I understand simple incompetence. It's pretty common and not really worth getting excited about. I understand mistakes. They happen, and everyone makes them--including me. I understand how things can not be thought through when things are being set up, and a system doesn't work in certain exceptional circumstances. No system is perfect...ask any programmer.

But what I'm witnessing in "Josie's" case angers me so deeply it's like a toothache in my mind. It just sits there eating away at my good humor, hurting, and driving me batshit. I want to give all involved the benefit of the doubt, but what I'm seeing, what I've been told, how I've been treated and other factors all point to the idea that there must be actual malice here.

"Josie's" school counsellor is furious (there'll definitely be more about her later...I don't think they want to ruffle her feathers--and I think if anyone can salvage this sorry mess she'll be the one to do it). "Vicki" has yet to see thirty and she seems very burnt out over the whole thing. Mom seems flabbergasted by how the whole thing is playing out, and I was under the impression she'd pretty much seen everything.

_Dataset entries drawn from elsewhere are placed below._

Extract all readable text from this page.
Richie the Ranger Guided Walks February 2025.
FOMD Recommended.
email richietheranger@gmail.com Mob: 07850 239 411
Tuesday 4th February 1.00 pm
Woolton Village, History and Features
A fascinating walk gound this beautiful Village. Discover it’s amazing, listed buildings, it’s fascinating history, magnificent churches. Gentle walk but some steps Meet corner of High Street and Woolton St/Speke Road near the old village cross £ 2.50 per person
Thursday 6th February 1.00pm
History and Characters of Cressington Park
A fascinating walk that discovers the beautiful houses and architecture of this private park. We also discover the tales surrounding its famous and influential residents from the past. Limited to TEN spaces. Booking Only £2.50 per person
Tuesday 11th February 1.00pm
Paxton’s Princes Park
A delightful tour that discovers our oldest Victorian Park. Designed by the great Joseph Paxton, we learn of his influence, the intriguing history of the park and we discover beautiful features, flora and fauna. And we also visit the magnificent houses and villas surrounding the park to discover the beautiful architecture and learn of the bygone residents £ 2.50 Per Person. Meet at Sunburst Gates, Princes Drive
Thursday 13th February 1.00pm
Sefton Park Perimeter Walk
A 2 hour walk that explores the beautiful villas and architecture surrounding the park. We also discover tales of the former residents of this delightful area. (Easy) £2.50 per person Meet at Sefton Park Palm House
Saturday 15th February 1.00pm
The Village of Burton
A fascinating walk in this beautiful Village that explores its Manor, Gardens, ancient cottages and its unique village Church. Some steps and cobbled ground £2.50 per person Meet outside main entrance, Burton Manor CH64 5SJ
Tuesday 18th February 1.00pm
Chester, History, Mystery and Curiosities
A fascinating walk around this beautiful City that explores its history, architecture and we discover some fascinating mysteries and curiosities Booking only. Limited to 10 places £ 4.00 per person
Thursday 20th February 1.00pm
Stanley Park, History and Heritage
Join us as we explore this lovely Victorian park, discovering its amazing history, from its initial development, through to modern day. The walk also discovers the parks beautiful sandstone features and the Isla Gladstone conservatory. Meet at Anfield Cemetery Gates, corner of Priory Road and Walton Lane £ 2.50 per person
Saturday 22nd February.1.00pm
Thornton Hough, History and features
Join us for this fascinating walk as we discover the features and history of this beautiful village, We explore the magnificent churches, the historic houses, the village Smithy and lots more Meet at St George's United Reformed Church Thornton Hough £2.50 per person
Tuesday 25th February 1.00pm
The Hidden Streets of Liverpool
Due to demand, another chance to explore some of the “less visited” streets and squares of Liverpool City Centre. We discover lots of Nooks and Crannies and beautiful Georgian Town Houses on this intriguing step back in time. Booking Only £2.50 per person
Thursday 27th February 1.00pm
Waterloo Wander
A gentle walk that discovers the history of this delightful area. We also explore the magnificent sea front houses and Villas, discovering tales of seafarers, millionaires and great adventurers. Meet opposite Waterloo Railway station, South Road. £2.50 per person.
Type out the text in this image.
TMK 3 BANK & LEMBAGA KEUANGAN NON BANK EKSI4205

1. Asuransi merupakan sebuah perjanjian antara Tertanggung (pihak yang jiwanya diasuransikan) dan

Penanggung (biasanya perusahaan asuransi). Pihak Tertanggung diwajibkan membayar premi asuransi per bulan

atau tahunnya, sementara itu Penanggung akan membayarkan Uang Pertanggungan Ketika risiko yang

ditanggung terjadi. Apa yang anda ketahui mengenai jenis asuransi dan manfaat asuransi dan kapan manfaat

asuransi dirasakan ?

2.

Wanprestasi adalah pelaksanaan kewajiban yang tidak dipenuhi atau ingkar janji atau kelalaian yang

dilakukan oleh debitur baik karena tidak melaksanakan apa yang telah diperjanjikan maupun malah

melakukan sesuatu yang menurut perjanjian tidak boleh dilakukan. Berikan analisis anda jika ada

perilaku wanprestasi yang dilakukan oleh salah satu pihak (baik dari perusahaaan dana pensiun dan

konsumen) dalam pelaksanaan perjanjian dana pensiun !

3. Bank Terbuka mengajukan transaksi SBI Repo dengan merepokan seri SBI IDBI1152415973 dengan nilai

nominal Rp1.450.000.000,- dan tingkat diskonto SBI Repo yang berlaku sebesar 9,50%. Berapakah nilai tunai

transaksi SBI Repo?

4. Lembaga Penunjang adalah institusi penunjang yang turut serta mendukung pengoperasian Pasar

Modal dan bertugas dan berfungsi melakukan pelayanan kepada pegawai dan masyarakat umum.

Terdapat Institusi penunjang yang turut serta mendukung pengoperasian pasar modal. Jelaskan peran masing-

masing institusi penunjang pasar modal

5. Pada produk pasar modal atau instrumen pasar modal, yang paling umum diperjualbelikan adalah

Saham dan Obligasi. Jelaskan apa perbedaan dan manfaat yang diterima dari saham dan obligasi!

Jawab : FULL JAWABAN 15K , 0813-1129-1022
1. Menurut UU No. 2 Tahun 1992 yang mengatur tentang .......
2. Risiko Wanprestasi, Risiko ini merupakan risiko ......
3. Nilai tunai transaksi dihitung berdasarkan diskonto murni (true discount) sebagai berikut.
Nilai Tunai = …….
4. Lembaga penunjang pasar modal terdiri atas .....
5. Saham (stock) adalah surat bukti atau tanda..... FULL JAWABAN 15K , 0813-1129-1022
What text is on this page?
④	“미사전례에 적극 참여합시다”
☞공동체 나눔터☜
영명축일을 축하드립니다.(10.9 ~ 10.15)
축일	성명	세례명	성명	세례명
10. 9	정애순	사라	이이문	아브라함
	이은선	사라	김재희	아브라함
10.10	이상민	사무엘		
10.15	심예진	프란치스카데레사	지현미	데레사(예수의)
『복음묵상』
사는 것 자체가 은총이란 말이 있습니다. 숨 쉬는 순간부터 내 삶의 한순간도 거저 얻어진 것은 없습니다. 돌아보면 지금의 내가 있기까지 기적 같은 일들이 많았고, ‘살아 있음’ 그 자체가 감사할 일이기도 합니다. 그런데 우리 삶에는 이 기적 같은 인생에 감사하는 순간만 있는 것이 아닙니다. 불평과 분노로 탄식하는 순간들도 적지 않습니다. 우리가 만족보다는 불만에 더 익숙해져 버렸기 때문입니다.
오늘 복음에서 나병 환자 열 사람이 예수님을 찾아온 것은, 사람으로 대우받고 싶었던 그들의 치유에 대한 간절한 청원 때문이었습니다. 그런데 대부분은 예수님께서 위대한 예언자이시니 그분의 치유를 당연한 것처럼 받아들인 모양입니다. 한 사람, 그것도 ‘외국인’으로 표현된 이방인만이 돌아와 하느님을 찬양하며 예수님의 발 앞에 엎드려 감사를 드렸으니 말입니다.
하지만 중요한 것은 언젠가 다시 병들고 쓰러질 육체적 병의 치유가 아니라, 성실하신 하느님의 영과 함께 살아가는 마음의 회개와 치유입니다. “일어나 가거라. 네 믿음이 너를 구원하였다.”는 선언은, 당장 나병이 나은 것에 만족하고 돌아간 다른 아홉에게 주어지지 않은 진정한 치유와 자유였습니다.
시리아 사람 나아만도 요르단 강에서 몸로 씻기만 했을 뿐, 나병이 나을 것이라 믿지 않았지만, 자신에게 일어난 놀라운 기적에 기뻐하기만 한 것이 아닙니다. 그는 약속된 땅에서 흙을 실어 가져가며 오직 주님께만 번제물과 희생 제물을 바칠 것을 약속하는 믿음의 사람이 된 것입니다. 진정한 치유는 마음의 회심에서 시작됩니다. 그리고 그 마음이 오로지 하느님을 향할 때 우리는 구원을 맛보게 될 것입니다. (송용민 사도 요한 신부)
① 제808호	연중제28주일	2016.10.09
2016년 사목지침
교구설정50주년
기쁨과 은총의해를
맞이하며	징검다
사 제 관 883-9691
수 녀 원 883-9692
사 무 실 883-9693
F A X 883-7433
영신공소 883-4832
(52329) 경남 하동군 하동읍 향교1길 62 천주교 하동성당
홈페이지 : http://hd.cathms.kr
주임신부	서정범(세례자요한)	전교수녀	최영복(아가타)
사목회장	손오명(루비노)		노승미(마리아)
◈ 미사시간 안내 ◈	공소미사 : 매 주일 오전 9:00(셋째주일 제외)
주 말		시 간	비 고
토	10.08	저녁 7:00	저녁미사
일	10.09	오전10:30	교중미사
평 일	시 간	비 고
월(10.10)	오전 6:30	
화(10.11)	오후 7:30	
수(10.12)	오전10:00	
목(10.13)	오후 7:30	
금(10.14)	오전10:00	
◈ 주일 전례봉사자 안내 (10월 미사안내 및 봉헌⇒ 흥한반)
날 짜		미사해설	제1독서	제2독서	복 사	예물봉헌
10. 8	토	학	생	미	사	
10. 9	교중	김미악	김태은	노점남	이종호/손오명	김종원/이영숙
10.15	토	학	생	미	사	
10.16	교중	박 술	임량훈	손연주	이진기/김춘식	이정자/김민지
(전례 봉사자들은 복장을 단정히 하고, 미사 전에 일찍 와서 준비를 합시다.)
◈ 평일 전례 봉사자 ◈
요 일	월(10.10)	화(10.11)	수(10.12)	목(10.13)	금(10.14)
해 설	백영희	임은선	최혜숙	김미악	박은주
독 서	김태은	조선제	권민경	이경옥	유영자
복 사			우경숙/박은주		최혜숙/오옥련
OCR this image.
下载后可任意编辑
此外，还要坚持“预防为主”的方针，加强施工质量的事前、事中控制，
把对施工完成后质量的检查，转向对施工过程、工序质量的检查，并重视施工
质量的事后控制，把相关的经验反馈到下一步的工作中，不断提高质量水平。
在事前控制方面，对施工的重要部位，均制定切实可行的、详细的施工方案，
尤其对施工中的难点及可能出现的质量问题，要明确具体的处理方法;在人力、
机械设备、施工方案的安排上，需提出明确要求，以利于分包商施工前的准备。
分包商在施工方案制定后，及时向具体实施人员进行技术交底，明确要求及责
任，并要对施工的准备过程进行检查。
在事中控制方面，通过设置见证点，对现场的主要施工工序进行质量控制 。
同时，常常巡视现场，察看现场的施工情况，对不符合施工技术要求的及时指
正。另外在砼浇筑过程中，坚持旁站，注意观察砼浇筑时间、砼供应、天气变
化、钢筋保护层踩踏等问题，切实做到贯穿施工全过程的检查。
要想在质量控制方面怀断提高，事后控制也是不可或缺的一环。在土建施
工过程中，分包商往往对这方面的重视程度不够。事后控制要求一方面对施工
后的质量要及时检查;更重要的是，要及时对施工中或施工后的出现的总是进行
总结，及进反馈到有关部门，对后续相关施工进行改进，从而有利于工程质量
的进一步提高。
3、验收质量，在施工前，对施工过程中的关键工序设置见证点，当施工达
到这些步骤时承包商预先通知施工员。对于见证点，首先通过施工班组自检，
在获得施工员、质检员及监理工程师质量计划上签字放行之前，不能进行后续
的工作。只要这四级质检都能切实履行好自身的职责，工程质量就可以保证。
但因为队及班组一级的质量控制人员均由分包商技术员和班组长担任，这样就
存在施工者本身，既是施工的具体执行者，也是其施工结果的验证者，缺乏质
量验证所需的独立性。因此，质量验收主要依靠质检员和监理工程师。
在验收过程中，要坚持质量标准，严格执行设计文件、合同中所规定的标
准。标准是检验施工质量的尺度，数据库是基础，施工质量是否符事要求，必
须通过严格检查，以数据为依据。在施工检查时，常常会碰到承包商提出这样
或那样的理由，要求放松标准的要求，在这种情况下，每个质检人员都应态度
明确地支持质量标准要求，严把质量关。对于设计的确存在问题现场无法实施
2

I can't even write anymore tonight. I have zero good humor right now, and it seems much more a chore than anything fun. I just put "Angel" down for the night, and when The Wife gets back from Bible study I think I just need to go for a walk and maybe listen to some music. It can't hurt and it might help.

There will probably be some late nights for awhile. I'm having a hard time handling this. This is definitely the icky part.